JAMBI, KOMPAS — Hingga Selasa (17/7/2018), sudah lebih dari 1.000 ikan predator diserahkan warga dari sejumlah daerah. Pemerintah memberi waktu penyerahan ikan hingga akhir bulan ini sebelum berlakunya penegakan hukum soal larangan memelihara ikan predator.
Kepala BKIPM Kementerian Kelautan dan Perikanan Rina mengatakan, sebagian besar ikan predator yang diserahkan warga berupa aligator. ”Total sudah lebih dari 1.000 ikan aligator. Kalau ikan arapaima sudah sekitar 50 ekor,” katanya.
Rina membenarkan masih ada sejumlah warga menolak menyerahkan dan menuntut ganti rugi. Namun, katanya, pemerintah tak menganggarkannya. Pihaknya meminta kerelaan warga untuk menyerahkan. Pemilik yang tidak mau menyerahkan ikan-ikan predator tersebut dapat dijerat Undang-Undang Nomor 31 Tahun 2004 tentang Perikanan.
Pasal 88 dalam aturan itu berbunyi, ”Setiap orang yang dengan sengaja memasukkan, mengeluarkan, mengadakan, mengedarkan, dan atau memelihara ikan yang merugikan masyarakat, pembudidaya ikan, sumber daya ikan, dan atau lingkungan sumber daya ikan dapat dipidana penjara paling lama 6 tahun dan denda paling banyak Rp 1,5 miliar”.

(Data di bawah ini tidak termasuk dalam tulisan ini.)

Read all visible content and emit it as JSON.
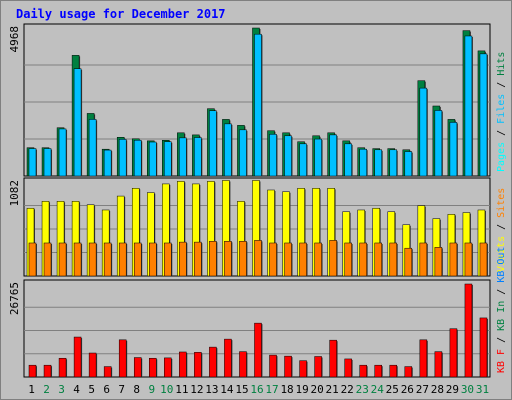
{
  "title": "Daily usage for December 2017",
  "chart_data": {
    "type": "bar",
    "categories": [
      "1",
      "2",
      "3",
      "4",
      "5",
      "6",
      "7",
      "8",
      "9",
      "10",
      "11",
      "12",
      "13",
      "14",
      "15",
      "16",
      "17",
      "18",
      "19",
      "20",
      "21",
      "22",
      "23",
      "24",
      "25",
      "26",
      "27",
      "28",
      "29",
      "30",
      "31"
    ],
    "weekend_days": [
      "2",
      "3",
      "9",
      "10",
      "16",
      "17",
      "23",
      "24",
      "30",
      "31"
    ],
    "panels": [
      {
        "max_label": "4968",
        "max_value": 4968,
        "axis_labels": [
          "Pages",
          "Files",
          "Hits"
        ],
        "series": [
          {
            "name": "Hits",
            "color": "#008040",
            "values": [
              950,
              950,
              1620,
              4050,
              2100,
              900,
              1300,
              1250,
              1180,
              1200,
              1450,
              1380,
              2260,
              1900,
              1700,
              4968,
              1520,
              1450,
              1150,
              1350,
              1450,
              1180,
              950,
              920,
              920,
              880,
              3200,
              2350,
              1900,
              4880,
              4200
            ]
          },
          {
            "name": "Files",
            "color": "#00c0ff",
            "values": [
              920,
              920,
              1580,
              3600,
              1900,
              870,
              1230,
              1200,
              1140,
              1150,
              1280,
              1290,
              2190,
              1750,
              1550,
              4760,
              1400,
              1350,
              1080,
              1240,
              1380,
              1080,
              900,
              880,
              880,
              820,
              2950,
              2200,
              1800,
              4700,
              4100
            ]
          },
          {
            "name": "Pages",
            "color": "#00ffff",
            "values": [
              0,
              0,
              0,
              0,
              0,
              0,
              0,
              0,
              0,
              0,
              0,
              0,
              0,
              0,
              0,
              0,
              0,
              0,
              0,
              0,
              0,
              0,
              0,
              0,
              0,
              0,
              0,
              0,
              0,
              0,
              0
            ]
          }
        ]
      },
      {
        "max_label": "1082",
        "max_value": 1082,
        "axis_labels": [
          "Visits",
          "Sites"
        ],
        "series": [
          {
            "name": "Visits",
            "color": "#ffff00",
            "values": [
              780,
              860,
              860,
              860,
              820,
              760,
              920,
              1010,
              960,
              1060,
              1090,
              1060,
              1090,
              1100,
              860,
              1100,
              990,
              970,
              1010,
              1010,
              1010,
              740,
              760,
              780,
              740,
              590,
              810,
              660,
              710,
              730,
              760
            ]
          },
          {
            "name": "Sites",
            "color": "#ff8000",
            "values": [
              380,
              380,
              380,
              380,
              380,
              380,
              380,
              380,
              380,
              380,
              390,
              390,
              400,
              400,
              400,
              410,
              380,
              380,
              380,
              380,
              410,
              380,
              380,
              380,
              380,
              320,
              380,
              330,
              380,
              380,
              380
            ]
          }
        ]
      },
      {
        "max_label": "26765",
        "max_value": 26765,
        "axis_labels": [
          "KB F",
          "KB In",
          "KB Out"
        ],
        "series": [
          {
            "name": "KB F",
            "color": "#ff0000",
            "values": [
              3400,
              3400,
              5400,
              11500,
              6900,
              3000,
              10700,
              5600,
              5400,
              5500,
              7200,
              7100,
              8600,
              10900,
              7300,
              15500,
              6300,
              6000,
              4700,
              5900,
              10600,
              5200,
              3400,
              3400,
              3400,
              3000,
              10700,
              7300,
              13900,
              26765,
              17000
            ]
          },
          {
            "name": "KB In",
            "color": "#008040",
            "values": [
              0,
              0,
              0,
              0,
              0,
              0,
              0,
              0,
              0,
              0,
              0,
              0,
              0,
              0,
              0,
              0,
              0,
              0,
              0,
              0,
              0,
              0,
              0,
              0,
              0,
              0,
              0,
              0,
              0,
              0,
              0
            ]
          },
          {
            "name": "KB Out",
            "color": "#0080ff",
            "values": [
              0,
              0,
              0,
              0,
              0,
              0,
              0,
              0,
              0,
              0,
              0,
              0,
              0,
              0,
              0,
              0,
              0,
              0,
              0,
              0,
              0,
              0,
              0,
              0,
              0,
              0,
              0,
              0,
              0,
              0,
              0
            ]
          }
        ]
      }
    ]
  }
}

Selasa Siang, pejabat di lingkungan Dinas Perikanan dan Kelautan Provinsi Jambi menyerahkan seekor ikan aligator. Dodi Febri, pejabat tersebut, mengatakan, dirinya telah memelihara ikan itu lima tahun terakhir sebelum aturan larangam memelihara berlaku. ”Setelah tahu ada aturan larangan, saya terpaksa serahkan,” ujarnya.
Kepala DPK Provinsi Jambi Tema Wisman mengatakan, pihaknya membuka posko penyerahan ikan predator di kantor dinas.
Aligator yang berasal dari perairan Amerika Selatan termasuk dalam 152 jenis ikan yang dilarang sesuai Peraturan Menteri Kelautan dan Perikanan Nomor 41 Tahun 2014 yang bersifat berbahaya dan invasif sehingga dikhawatirkan mendominasi ekosistem laut.
Kepemilikan ikan kategori berbahaya dan invasif tersebut dilarang keras oleh Kementerian Kelautan dan Perikanan. Selain ikan aligator, dilarang pula masuknya arapaima dan piranha.